The Texas Animal Damage Control is an agency responsible for assisting in the control of animals causing damage. The methods they use for control of feral hogs include lethal techniques such as neck snares, cage or pen traps, hunting with dogs, and aerial hunting with helicopters. Although they only have two helicopters for the State of Texas they state the method can be very effective as quickly reducing the hog numbers on a piece of property.
Texas law allows approved individuals or companies to form written agreements with landowners to act as a landowner agent and shoot feral hogs from a helicopter in order to reduce damage causing populations. Due to the large interest in hog hunting, Mr. Morgan found that the added allure of being able to shoot from a helicopter meant that he could offer landowners the service of removing hogs at no cost by charging interested people for the opportunity to act as the gunner.
In order to improve the experience for participants and ensure safety, Vertex created a full day training program. I participated in the program and can say it is worth it just for that experience alone. The training made me not only feel more comfortable with the equipment and procedure, but also provided confidence in the other participants and the level of professionalism in the company. The program starts early in the morning with friendly introductions and coffee and a program about the company. They then provide a background on feral hogs including hog biology, depredation problems and example images and experiences from landowners. This is followed by a variety of safety training including communications, behavior for entering and exiting the helicopter, the use of the AR15 rifle including some surprising tips on how shooting and aiming from a helicopter is very different from on the ground shooting. In the afternoon the real fun happens. Everyone drives to a rural location to participate in a live-fire training program while flying in the helicopter.
To conclude the day of training, a pilot takes two participants up at a time to fly over fields and then with step by step instructions practice shooting at a target that is on the ground in a field.
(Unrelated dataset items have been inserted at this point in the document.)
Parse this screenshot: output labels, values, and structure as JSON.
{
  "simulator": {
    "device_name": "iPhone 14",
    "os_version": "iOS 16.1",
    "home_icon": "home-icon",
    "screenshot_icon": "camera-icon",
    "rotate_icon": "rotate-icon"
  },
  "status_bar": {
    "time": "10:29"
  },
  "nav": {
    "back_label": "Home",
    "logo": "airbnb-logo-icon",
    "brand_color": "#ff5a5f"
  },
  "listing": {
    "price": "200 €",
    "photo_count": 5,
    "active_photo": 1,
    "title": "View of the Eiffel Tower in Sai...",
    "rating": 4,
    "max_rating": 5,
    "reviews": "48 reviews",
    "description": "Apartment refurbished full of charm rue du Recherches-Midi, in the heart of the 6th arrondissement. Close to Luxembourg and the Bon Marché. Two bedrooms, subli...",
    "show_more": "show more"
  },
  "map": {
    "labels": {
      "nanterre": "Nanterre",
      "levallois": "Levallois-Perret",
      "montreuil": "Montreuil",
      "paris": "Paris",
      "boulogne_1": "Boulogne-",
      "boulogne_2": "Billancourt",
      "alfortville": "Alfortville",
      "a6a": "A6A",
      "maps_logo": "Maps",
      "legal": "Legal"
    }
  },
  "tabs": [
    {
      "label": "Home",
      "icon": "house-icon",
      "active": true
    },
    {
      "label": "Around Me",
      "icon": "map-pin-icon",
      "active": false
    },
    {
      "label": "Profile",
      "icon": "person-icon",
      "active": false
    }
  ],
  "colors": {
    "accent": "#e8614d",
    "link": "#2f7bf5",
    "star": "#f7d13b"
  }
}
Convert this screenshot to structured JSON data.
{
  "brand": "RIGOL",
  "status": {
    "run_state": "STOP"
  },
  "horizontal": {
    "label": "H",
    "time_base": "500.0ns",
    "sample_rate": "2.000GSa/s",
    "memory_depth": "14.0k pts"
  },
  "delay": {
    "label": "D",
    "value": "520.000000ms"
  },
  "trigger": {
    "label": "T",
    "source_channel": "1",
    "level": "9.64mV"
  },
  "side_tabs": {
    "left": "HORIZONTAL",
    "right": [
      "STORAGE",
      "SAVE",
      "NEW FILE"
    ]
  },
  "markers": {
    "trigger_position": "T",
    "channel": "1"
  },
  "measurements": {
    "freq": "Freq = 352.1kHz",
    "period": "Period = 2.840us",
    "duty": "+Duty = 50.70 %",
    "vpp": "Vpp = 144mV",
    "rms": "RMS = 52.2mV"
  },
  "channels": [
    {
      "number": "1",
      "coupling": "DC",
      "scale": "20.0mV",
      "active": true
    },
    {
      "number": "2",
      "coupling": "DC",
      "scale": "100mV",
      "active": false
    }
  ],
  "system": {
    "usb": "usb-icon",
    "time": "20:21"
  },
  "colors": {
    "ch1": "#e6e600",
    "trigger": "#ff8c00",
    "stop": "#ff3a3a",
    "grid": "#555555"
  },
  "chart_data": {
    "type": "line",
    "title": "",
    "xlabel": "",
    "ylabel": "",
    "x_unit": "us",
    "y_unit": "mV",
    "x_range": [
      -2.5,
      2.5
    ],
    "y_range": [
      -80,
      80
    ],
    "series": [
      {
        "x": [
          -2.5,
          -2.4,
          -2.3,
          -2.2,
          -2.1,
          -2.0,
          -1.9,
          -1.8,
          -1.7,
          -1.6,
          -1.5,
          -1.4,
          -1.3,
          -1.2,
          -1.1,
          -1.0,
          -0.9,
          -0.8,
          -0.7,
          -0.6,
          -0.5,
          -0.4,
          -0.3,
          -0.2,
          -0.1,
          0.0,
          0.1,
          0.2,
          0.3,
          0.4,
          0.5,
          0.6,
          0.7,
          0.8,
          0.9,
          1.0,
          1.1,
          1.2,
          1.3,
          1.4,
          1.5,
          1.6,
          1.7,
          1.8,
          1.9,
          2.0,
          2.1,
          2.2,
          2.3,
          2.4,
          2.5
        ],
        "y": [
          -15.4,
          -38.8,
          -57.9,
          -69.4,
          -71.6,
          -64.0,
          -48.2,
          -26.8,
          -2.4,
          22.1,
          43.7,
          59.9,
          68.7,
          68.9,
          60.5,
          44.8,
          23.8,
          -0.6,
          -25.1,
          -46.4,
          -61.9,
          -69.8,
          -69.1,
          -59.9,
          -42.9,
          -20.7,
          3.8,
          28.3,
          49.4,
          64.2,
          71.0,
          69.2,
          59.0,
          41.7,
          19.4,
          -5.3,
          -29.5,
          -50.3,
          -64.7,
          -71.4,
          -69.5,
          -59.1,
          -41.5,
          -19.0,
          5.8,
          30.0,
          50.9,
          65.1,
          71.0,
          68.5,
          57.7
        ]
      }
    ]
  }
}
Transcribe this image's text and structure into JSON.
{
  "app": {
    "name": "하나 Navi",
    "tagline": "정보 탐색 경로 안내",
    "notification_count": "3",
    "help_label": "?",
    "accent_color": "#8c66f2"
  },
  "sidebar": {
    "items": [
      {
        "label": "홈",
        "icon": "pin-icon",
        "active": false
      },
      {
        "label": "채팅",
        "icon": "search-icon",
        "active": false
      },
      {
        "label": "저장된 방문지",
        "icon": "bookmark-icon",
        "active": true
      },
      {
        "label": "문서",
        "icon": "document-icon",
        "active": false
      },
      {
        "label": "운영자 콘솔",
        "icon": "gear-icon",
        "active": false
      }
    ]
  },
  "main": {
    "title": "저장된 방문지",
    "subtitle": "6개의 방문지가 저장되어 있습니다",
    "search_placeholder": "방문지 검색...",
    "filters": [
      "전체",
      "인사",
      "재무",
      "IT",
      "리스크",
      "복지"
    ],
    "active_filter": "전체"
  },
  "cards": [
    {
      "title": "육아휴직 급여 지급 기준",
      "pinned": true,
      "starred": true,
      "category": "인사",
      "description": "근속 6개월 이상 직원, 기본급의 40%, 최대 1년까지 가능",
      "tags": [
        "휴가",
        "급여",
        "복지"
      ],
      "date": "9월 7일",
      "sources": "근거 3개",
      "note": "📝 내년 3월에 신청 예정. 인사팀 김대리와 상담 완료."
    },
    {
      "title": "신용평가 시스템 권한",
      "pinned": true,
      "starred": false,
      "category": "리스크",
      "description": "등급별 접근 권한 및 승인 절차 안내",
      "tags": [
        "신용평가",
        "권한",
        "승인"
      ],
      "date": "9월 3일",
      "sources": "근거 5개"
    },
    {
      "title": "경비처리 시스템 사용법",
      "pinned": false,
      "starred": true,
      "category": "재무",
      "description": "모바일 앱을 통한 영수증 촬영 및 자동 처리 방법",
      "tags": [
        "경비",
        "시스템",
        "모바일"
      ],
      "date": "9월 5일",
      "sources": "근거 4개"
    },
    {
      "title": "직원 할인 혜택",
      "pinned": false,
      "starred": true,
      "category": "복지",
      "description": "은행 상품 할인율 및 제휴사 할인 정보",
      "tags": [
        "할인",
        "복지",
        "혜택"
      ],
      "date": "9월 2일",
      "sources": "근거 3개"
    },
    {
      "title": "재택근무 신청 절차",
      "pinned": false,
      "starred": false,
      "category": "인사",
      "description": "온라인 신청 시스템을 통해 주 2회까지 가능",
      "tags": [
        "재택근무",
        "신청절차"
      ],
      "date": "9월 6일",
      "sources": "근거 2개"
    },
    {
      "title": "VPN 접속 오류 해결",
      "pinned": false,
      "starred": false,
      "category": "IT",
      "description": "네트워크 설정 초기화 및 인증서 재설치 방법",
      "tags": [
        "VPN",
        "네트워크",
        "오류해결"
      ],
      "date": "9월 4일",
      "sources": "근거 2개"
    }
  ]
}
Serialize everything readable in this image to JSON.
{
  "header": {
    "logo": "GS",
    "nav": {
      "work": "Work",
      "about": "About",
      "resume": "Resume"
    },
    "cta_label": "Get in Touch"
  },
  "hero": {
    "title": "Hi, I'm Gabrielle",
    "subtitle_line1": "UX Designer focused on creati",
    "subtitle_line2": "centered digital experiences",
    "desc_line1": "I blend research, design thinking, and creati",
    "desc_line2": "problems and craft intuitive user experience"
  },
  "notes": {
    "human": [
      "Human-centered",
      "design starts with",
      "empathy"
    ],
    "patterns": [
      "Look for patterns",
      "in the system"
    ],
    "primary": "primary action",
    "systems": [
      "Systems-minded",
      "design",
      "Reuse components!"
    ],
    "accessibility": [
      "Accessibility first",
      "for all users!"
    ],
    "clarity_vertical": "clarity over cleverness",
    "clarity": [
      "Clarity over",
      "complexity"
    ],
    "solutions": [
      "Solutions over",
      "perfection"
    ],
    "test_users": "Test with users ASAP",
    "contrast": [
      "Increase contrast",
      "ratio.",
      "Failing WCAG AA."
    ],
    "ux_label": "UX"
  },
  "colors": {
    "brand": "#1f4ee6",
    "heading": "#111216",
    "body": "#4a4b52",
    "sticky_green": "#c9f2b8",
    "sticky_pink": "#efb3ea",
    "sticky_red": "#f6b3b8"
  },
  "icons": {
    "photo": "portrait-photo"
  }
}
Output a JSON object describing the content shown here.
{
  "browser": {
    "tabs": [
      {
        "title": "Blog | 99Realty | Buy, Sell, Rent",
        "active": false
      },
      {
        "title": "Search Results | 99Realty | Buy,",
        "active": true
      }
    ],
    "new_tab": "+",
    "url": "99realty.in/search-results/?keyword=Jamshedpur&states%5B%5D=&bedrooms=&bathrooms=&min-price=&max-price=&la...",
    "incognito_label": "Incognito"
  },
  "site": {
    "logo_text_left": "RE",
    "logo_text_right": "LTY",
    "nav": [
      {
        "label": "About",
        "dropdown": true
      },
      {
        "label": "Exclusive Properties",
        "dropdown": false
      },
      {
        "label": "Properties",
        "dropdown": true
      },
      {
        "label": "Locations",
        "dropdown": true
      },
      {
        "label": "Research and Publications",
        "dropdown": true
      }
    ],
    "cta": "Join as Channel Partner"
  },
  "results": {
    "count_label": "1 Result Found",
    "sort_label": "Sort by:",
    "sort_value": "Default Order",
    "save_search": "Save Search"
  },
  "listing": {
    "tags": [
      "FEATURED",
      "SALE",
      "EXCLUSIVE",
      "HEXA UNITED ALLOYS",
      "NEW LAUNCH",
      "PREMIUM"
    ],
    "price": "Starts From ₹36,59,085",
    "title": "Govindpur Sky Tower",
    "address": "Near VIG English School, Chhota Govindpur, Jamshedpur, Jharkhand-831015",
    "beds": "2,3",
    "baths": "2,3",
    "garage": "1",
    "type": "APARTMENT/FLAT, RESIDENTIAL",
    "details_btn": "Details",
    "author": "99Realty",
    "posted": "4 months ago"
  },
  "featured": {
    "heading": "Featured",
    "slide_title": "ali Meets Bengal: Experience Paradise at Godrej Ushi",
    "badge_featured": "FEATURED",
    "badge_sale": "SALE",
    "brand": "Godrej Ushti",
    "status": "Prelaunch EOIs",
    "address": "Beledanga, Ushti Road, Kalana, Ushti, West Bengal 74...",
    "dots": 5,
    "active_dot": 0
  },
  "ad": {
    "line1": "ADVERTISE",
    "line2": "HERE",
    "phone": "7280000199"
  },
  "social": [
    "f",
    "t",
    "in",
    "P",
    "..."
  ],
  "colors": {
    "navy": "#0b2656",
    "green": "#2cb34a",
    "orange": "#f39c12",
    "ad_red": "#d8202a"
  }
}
I had never been in a helicopter or fired an AR15 and will say that it was very enjoyable. The following day some of the participants headed out to shoot hogs with success coming shortly after takeoff.
Although this may not be the right approach for some landowners it does seem to be a great, cost free option to consider. While I was with Vertex in the field, an interested landowner saw us and came by to ask questions. When he learned about the program he seemed very enthusiastic about having Vertex help remove hogs from the 10,000 acres they manage for wildlife!